DOSYANIN DEĞERLENDİRİLMESİ VE GEREKÇE :
Dava, dava konusu araçta cam değişiminden sonra meydana gelen montajdan kaynaklanan hasar nedeniyle Bakırköy ….. İcra Müdürlüğünün ….. esas sayılı icra takibine vâki itirazın İİK’nun 67.maddesi gereğince iptali ile takibin devamına ve icra inkâr tazminatı istemine ilişkindir.
İncelenen tüm dosya kapsamı, tarafların iddia ve savunmaları içeriğine göre;
Görev hususu kamu düzenine ilişkin olup taraflar ileri sürmese dahi, yargılamanın her aşamasında re’sen gözetilmesi gerektiğinden öncelikle mahkememizin görevine ilişkin değerlendirme yapılmıştır.
TTK’nun 4/1 maddesinde, her iki tarafın da ticari işletmesi ile ilgili hususlardan doğan hukuk davaları ve çekişmesiz yargı işleri ile tarafların tacir olup olmadıklarına da bakılmaksızın aynı maddenin alt bentlerinde yazılı istisna hallerin ticari dava ve ticari nitelikte çekişmesiz yargı işi olduğu hüküm altına alınmıştır. Söz konusu yasa maddesine göre bir uyuşmazlığın ticari nitelikte sayılabilmesi için her iki tarafın da ticari işletmesini ilgilendirmesi ya da söz konusu maddenin alt bentlerinde düzenlenen istisnalardan birine dahil olması gerekmektedir.
Açılan dava mutlak ticari dava niteliğini taşımamaktadır.

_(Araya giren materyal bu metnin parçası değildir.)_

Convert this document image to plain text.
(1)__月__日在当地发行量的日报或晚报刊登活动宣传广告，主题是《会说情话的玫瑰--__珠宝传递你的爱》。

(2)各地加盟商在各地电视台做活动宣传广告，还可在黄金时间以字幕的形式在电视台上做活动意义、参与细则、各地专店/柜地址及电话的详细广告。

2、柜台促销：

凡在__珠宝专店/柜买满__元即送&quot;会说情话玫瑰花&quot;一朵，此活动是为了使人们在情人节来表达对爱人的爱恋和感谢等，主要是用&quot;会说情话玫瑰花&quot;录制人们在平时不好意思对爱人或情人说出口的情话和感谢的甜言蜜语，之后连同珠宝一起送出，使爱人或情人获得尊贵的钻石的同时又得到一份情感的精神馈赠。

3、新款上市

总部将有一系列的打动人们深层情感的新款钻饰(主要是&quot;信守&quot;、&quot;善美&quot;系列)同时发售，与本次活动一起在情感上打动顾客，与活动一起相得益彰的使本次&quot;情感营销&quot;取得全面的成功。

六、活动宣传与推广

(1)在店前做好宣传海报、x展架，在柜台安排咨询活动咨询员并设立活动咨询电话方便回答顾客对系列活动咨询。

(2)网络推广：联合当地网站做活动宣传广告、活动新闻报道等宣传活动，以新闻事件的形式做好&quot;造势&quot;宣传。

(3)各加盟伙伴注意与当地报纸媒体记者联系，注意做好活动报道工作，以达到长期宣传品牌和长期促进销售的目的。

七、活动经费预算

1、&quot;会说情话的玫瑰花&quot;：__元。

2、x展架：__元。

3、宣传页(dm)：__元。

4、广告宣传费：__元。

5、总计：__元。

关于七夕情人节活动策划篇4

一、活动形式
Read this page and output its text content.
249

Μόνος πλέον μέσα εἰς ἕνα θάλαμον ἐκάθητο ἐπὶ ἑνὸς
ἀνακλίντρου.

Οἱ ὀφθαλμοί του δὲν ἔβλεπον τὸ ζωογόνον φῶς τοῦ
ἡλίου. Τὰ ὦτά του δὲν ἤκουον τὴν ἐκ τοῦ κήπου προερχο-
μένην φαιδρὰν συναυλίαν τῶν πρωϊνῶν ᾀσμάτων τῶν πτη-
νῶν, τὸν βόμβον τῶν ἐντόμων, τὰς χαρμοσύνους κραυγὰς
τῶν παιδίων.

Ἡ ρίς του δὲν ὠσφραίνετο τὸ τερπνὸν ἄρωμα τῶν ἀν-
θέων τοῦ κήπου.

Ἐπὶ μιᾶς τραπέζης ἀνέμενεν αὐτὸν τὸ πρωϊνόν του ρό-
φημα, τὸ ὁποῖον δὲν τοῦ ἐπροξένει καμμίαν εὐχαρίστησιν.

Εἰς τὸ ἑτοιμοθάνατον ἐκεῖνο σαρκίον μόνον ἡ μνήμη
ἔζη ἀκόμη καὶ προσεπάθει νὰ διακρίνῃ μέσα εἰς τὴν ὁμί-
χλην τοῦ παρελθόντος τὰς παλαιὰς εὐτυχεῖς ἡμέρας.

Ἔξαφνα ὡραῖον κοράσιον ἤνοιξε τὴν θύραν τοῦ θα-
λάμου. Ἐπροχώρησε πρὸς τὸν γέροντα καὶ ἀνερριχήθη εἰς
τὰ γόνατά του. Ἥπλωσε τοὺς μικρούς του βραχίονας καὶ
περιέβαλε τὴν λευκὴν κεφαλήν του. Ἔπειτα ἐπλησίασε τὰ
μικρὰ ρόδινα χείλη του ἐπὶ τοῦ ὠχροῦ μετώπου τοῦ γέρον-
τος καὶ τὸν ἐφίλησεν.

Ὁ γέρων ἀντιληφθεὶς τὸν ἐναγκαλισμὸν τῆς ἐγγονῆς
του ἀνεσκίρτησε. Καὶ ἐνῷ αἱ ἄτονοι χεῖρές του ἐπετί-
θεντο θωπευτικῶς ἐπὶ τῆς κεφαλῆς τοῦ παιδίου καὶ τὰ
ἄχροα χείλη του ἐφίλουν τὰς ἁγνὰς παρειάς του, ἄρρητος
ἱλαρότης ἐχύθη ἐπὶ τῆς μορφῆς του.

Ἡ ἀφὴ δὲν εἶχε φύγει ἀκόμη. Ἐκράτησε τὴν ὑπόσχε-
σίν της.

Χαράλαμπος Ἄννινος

Dava TTK’nun 4/1 bendinde yazılı davalardan olmadığı gibi aynı maddenin alt bentlerinde yazılı istisnalar kapsamında da bulunmamaktadır.
Yine aynı doğrultuda 6502 sayılı Tüketicinin Korunması Hakkında Kanunun incelendiğinde, yasanın 3. maddesinde; “Hizmet”, Bir ücret veya menfaat karşılığında yapılan ya da yapılması taahhüt edilen mal sağlama dışında her türlü tüketici işlemininin konusunu,
“Sağlayıcı”, Kamu tüzel kişileri de dâhil olmak üzere ticari veya mesleki amaçlarla tüketiciye mal sunan ya da hizmet sunanın adına ya da hesabına hareket eden gerçek veya tüzel kişiyi,
“Satıcı”, Kamu tüzel kişileri de dâhil olmak üzere ticari veya mesleki amaçlarla tüketiciye mal sunan ya da mal sunanın adına ya da hesabına hareket eden gerçek veya tüzel kişiyi,
“Tüketici”, Ticari veya mesleki olmayan amaçlarla hareket eden gerçek veya tüzel kişiyi,
“Tüketici işlemi” ise, “Mal veya hizmet piyasalarında kamu tüzel kişileri de dâhil olmak üzere ticari veya mesleki amaçlarla hareket eden veya onun adına ya da hesabına hareket eden gerçek veya tüzel kişiler ile tüketiciler arasında kurulan, eser, taşıma, simsarlık, sigorta, vekâlet, bankacılık ve benzeri sözleşmeler de dâhil olmak üzere her türlü sözleşme ve hukuki işlemi ifade eder.” şeklinde tanımlanmıştır.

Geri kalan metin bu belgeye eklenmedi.